About Me

Pearl City, HI, United States
Husband, father, grandfather, friend...a few of the roles acquired in 68 years of living. I keep an upbeat attitude, loving humor and the singular freedom of a perfect laugh. I don't let curmudgeons ruin my day; that only gives them power over me. Having experienced death once, I no longer fear it, although I am still frightened by the process of dying. I love to write because it allows me the freedom to vent those complex feelings that bounce restlessly off the walls of my mind; and express the beauty that can only be found within the human heart.

Wednesday, June 01, 2011

Being in the Crosshairs**

Copyright © 2011 by Ralph Couey

*Chicago Tribune
June 24, 2011
as "In the crosshairs"

*Somerset, PA Daily American
June 25, 2011
as "Being in the crosshairs"

Humans have a great capacity for insecurity.  It is a sad trait, debasing and abusing others for the purpose of making one’s self feel superior.
In middle-and high-school, the “beautiful” people, athletes, cheerleaders, those with popular personalities and those blessed with good looks act against the plain, the dull, the fat -- anyone deemed to be different.  Such shunning amongst teenagers was always thought normal; par for the course of growing up.  But in recent years, the Internet and the proliferation of mobile communications has made things much worse. 
When I was that age, I was the fat, pimply-faced kid with thick glasses and no social skills and hence, the target for abuse of many of my classmates.  Yet, at the end of the day, I could return home, close the door, and feel safe.  And loved.  Today, there is no such sanctuary.  Through social networking, Twitter, and email, those insults follow the child home, hidden out of shame from clueless parents. 
This abuse has cost lives.  Children, emotionally crushed beyond rescue, have committed suicide. Others have turned to violence themselves, taking guns to school and turning them on other children.  But despite those tragedies, the anonymous cruelty continues unabated. 

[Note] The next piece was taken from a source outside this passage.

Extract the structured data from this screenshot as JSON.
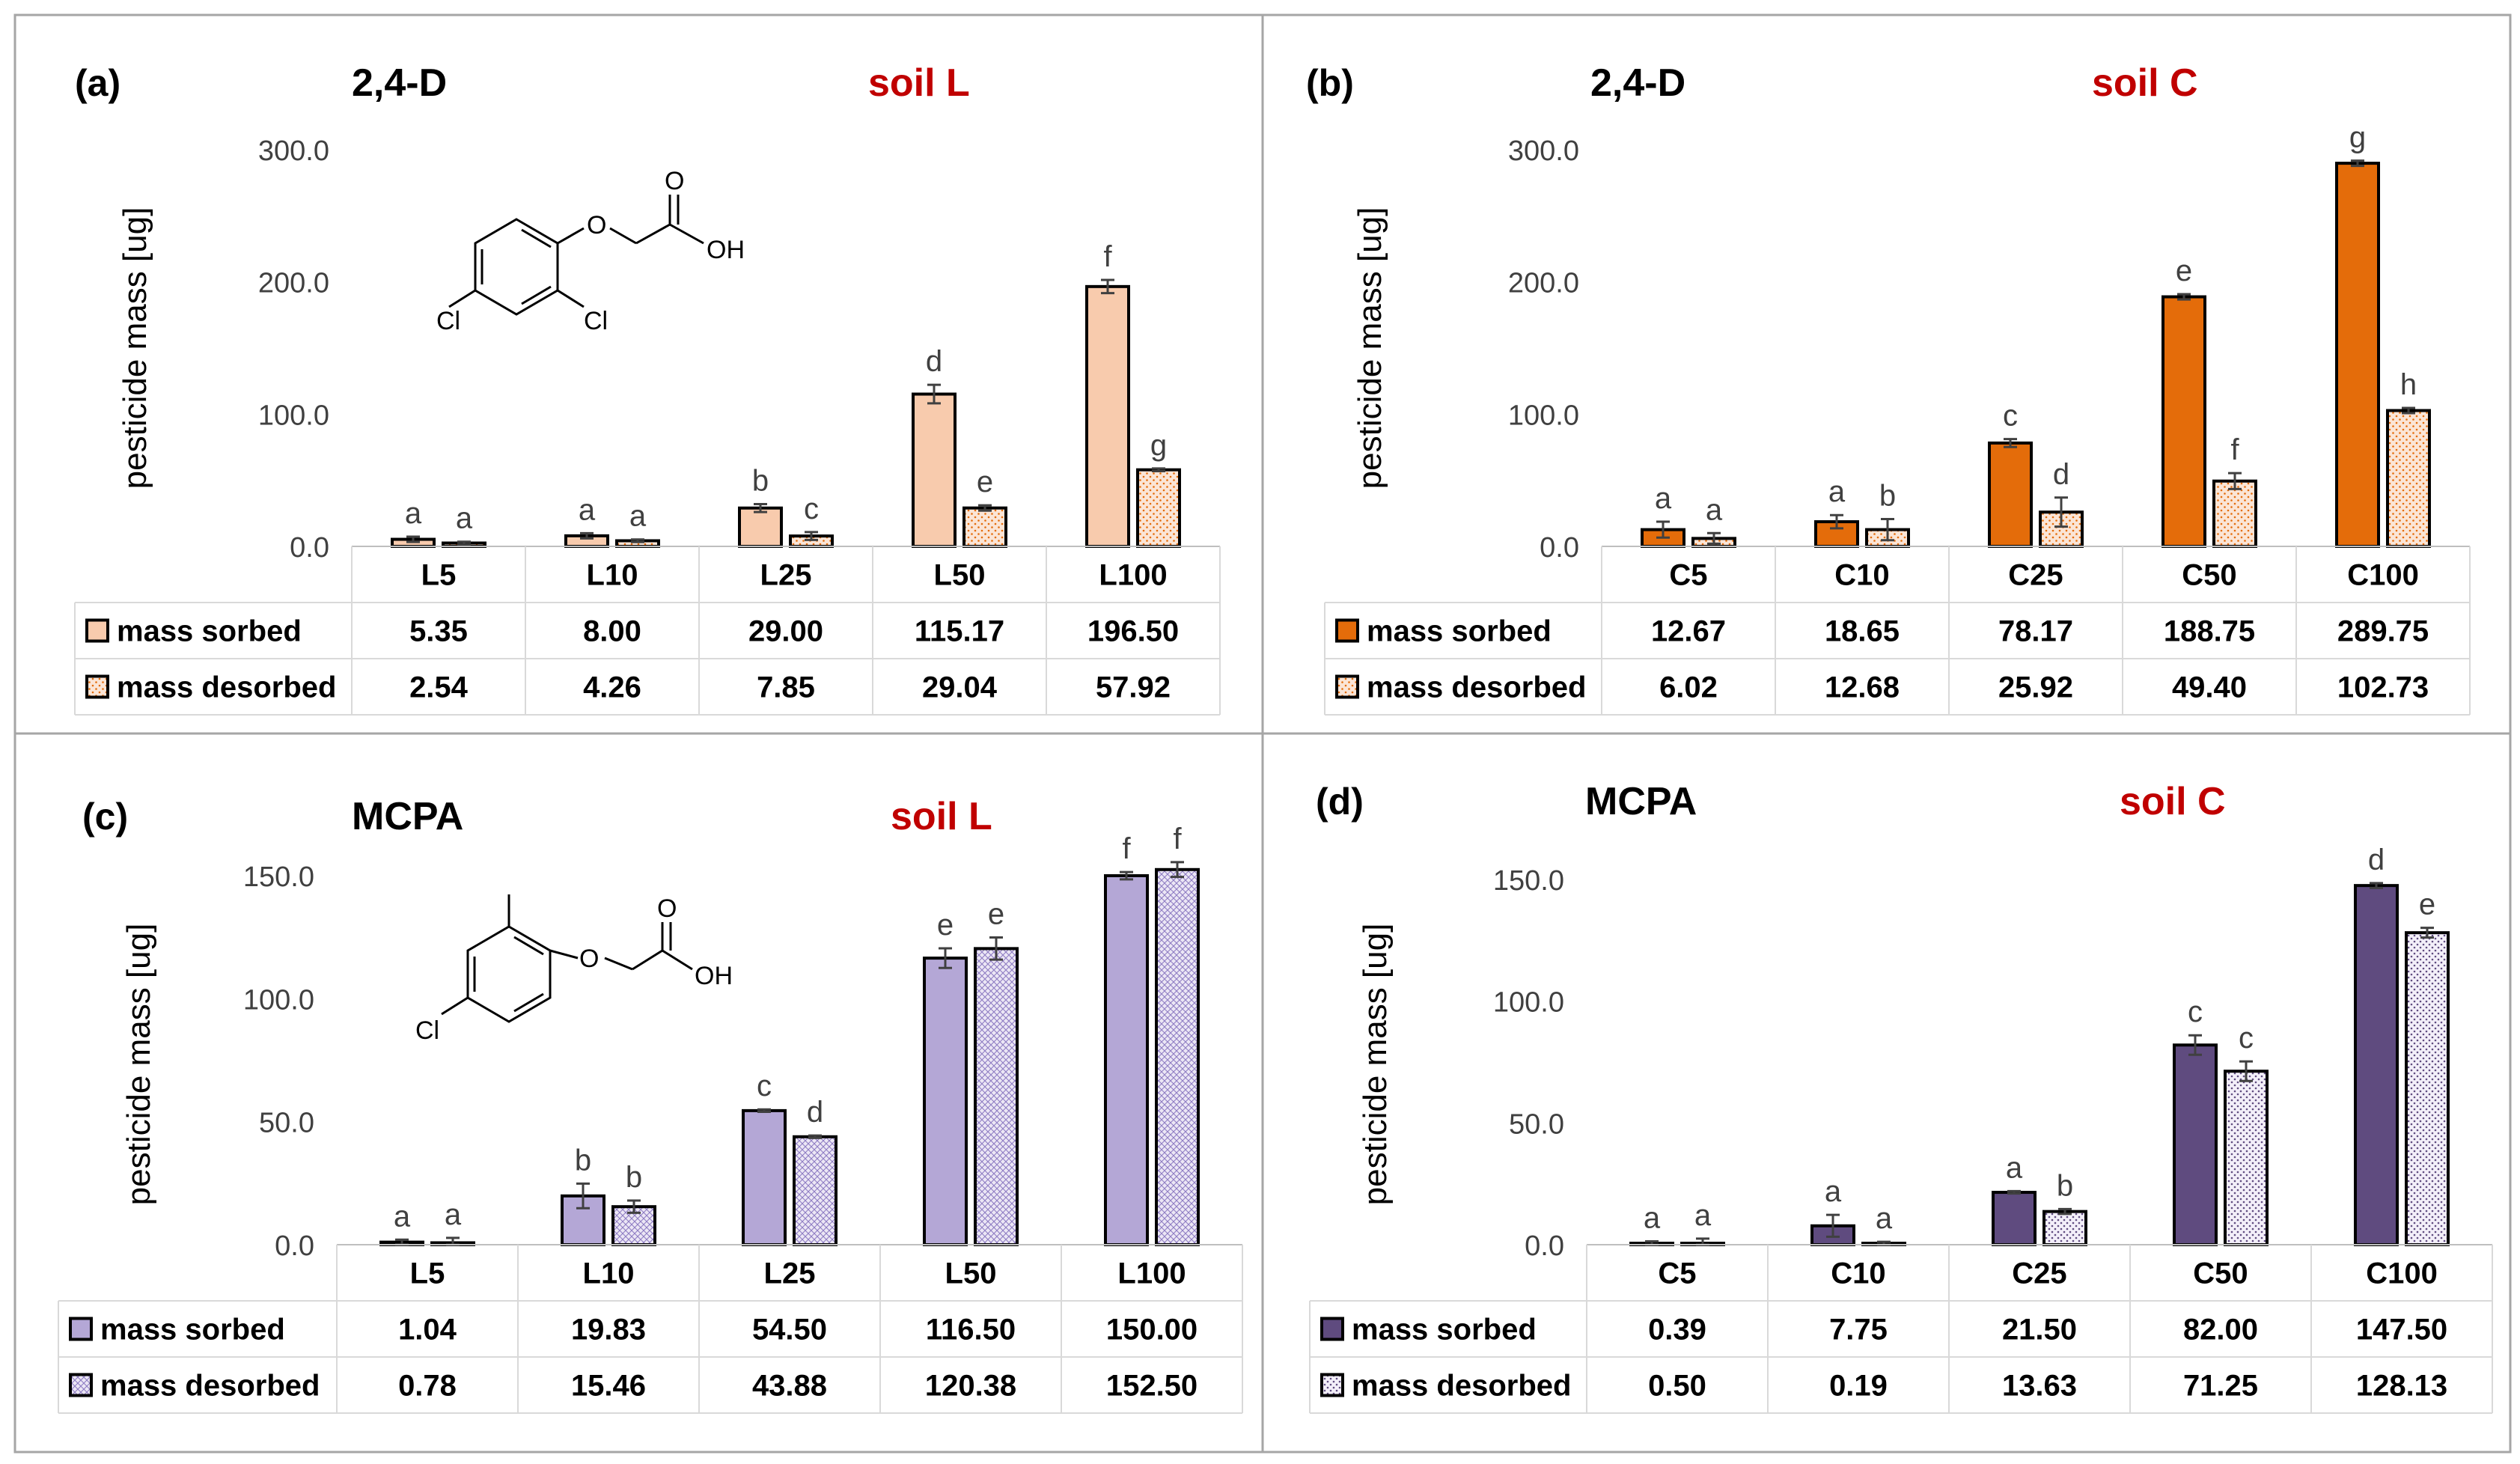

That kind of behavior is supposed to be left behind after adolescence. But there are still those who project their own insecurities onto others.  We’ve given this behavior several names.  If someone is rich and connected, we call it snobbery.  Among intellectuals, it’s called elitism.  Between races, it becomes prejudice.  Across a society, it’s called shunning.
I’ve struggled with a weight problem my whole life.  Earlier this year, I had lap-band surgery, which has been very successful.  But for those who don’t know me, or how far I’ve come, I still look fat.
Last month, a mother and daughter returning home on a major airline were forced to buy two seats each because of their girth, even though this hadn’t been an issue on the trip out.  This mortifying inquisition took place at the gate, in full view and hearing of many of their fellow passengers.  Reading below the article to the comments section, I was horrified at the tone and tenor of the responses.  Not only did most of the respondents agree with the airline, they did so in language that could only be described as hateful.
Dinesh D’Souza, in his book “What’s So Great About America?” details a conversation with a fellow Indian who emigrated to the United States.  When asked why he came, he replied, “I want to live in a country where the poor people are fat.”  If government reports are accurate, he came to the right place.  We have gotten larger and heavier as a population, with corresponding increases in things like coronary artery disease, diabetes, and joint problems.
Unfortunately, we wear our struggle where everyone else can see it.  This makes us easy targets for those in search of them.  Our privacy doesn’t matter anymore because society is now turning to obesity as the cause du jour.  
Obesity has been identified as an illness.  But despite the verdict of medicine, skinny society still views obesity as a weakness; a character flaw.  And now, fat people are now the new targets of the practically perfect set. 
While it is an illness, it doesn’t have to be terminal.  Modern medicine has developed a host of alternatives, ranging from behavioral and medical programs to surgical intervention.  These are no longer elective procedures; nearly all insurance covers them.  All that is required is for the patient to make the emotional commitment. 
I will always have a deep sense of empathy for the overweight.  I’ve been there (still am, as a matter of fact) and unless you’ve struggled with these physical problems, and the mental and emotional issues that birthed them, you cannot understand how hard a path it is.  Try to look beyond the prejudice of your eyes and seek out the heart and soul of the human that lives within.
If you are struggling with your weight, please talk to your doctor.  Science has learned volumes, and there are effective alternatives, both medical and surgical.  You are a child of God; you have value and worth, not only to Him but to your loved ones as well.  For their sake you need to live a long and healthy life. 
But be aware that we are now the new targets. 
American culture is about to become the High School from Hell.